Our ambitious proposal aims to go beyond the state of the art in 8 aspects: quantification of CDI in the whole healthcare economy; contemporaneous comparison of animal/ food/human isolates; identification of potential drivers of strain clustering, providing enhanced information to aid further trial/study design and conduct; use of a novel highly sensitive diagnostic assay for more accurate CDI case definition; provision of both cost-effectiveness and transmission models to enable further evaluation of interventions; and finally, by comparing overall costs in different European healthcare settings, we will allow simulation of the economic impact of novel CDI treatment options, even prior to market authorization.
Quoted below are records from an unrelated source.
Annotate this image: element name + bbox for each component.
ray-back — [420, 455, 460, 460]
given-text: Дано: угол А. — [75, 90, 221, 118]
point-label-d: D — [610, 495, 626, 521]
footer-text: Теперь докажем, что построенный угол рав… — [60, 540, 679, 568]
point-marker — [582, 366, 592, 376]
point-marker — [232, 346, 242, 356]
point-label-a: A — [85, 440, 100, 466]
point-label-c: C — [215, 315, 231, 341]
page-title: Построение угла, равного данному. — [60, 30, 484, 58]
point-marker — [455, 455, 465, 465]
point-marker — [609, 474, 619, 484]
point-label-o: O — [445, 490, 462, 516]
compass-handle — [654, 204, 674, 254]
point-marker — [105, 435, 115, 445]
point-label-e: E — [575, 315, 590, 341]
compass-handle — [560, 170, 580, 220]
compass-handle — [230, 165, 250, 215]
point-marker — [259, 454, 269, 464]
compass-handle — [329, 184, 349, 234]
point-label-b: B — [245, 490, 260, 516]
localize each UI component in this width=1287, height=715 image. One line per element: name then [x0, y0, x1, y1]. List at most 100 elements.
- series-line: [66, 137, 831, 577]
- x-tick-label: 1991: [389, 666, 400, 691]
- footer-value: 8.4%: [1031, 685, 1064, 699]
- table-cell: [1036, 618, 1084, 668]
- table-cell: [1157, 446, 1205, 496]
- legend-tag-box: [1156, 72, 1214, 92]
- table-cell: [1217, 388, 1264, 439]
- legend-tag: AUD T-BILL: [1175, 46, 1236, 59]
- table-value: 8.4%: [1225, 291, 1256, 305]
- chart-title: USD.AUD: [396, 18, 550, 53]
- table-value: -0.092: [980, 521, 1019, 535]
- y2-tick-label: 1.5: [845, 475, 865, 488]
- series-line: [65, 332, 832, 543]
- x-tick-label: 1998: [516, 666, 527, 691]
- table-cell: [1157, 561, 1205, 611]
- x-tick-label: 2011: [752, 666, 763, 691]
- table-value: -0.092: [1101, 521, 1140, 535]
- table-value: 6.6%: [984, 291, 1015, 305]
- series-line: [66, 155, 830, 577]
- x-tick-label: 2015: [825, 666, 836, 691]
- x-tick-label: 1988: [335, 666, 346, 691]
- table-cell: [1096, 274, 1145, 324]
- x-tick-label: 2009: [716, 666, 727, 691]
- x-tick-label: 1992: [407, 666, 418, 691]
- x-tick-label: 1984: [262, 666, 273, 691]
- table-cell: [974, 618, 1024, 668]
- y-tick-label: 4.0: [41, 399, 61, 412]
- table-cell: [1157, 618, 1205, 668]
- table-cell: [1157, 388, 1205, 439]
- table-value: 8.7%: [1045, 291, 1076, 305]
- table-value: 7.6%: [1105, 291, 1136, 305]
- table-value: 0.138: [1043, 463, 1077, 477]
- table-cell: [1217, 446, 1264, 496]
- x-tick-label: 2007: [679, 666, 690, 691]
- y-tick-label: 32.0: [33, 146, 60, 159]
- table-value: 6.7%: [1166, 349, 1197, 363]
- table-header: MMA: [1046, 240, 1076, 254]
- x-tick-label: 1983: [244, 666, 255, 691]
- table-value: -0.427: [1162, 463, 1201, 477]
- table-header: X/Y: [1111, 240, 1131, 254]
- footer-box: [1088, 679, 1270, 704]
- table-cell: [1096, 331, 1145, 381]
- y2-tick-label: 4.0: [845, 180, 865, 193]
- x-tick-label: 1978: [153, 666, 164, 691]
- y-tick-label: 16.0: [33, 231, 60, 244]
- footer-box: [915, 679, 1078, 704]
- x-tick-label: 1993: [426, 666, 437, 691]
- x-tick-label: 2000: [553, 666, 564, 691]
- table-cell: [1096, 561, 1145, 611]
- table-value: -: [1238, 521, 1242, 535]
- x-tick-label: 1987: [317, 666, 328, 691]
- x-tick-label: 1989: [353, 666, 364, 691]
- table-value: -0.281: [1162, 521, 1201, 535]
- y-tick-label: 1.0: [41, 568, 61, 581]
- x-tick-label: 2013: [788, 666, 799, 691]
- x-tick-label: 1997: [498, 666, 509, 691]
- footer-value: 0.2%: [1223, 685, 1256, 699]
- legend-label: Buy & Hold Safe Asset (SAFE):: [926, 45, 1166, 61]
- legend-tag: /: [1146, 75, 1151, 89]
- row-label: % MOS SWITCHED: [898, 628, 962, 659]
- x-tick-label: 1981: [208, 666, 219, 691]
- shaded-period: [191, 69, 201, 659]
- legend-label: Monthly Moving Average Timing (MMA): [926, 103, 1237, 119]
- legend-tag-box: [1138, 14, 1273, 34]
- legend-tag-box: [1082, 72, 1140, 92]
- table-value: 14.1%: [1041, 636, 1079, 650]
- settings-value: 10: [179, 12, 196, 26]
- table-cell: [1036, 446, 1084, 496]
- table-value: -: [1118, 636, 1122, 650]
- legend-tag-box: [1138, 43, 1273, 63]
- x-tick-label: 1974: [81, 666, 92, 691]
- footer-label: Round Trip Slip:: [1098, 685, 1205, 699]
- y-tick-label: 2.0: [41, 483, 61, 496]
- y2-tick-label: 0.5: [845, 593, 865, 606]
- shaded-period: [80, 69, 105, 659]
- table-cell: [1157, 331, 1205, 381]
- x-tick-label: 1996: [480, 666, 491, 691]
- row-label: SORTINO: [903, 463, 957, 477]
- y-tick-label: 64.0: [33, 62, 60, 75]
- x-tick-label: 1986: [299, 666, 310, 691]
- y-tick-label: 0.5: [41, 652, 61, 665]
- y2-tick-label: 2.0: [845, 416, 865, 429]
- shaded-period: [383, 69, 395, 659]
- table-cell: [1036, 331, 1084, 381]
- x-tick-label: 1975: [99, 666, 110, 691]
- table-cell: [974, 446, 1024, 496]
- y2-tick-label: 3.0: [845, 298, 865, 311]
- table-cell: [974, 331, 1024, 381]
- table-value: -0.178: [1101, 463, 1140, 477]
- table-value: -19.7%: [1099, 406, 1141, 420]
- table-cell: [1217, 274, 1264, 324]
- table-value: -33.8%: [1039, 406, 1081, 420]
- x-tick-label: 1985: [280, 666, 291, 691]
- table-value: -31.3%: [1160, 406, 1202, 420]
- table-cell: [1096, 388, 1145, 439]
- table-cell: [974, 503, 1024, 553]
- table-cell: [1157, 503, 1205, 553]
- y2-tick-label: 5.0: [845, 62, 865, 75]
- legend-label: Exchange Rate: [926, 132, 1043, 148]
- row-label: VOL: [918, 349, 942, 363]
COMBACTE-CDI is the merger of European expertise on clinical, diagnostic, and therapeutic CDI issues and the expertise and input of 7 EFPIA partners. It brings together experts from CDI projects (EUCLID, ECDIS-NET), the largest existing (IMI-funded) clinical and laboratory network in Europe (CLIN-Net and LAB-Net) , and a network that maps all surveillance activities related to AMR in Europe (EPI-Net, also IMI-funded). COMBACTE-CDI, therefore, maximizes the integration of previously initiated collaborations within Europe to develop a detailed understanding of CDI burden, transmission, and control practices in Europe.
COMBACTE-CDI will have major impacts on European citizen health, and will significantly increase knowledge and expertise on CDI, as well as providing a research platform to enable future clinical trials of novel CDI diagnostics, therapeutics and preventative options.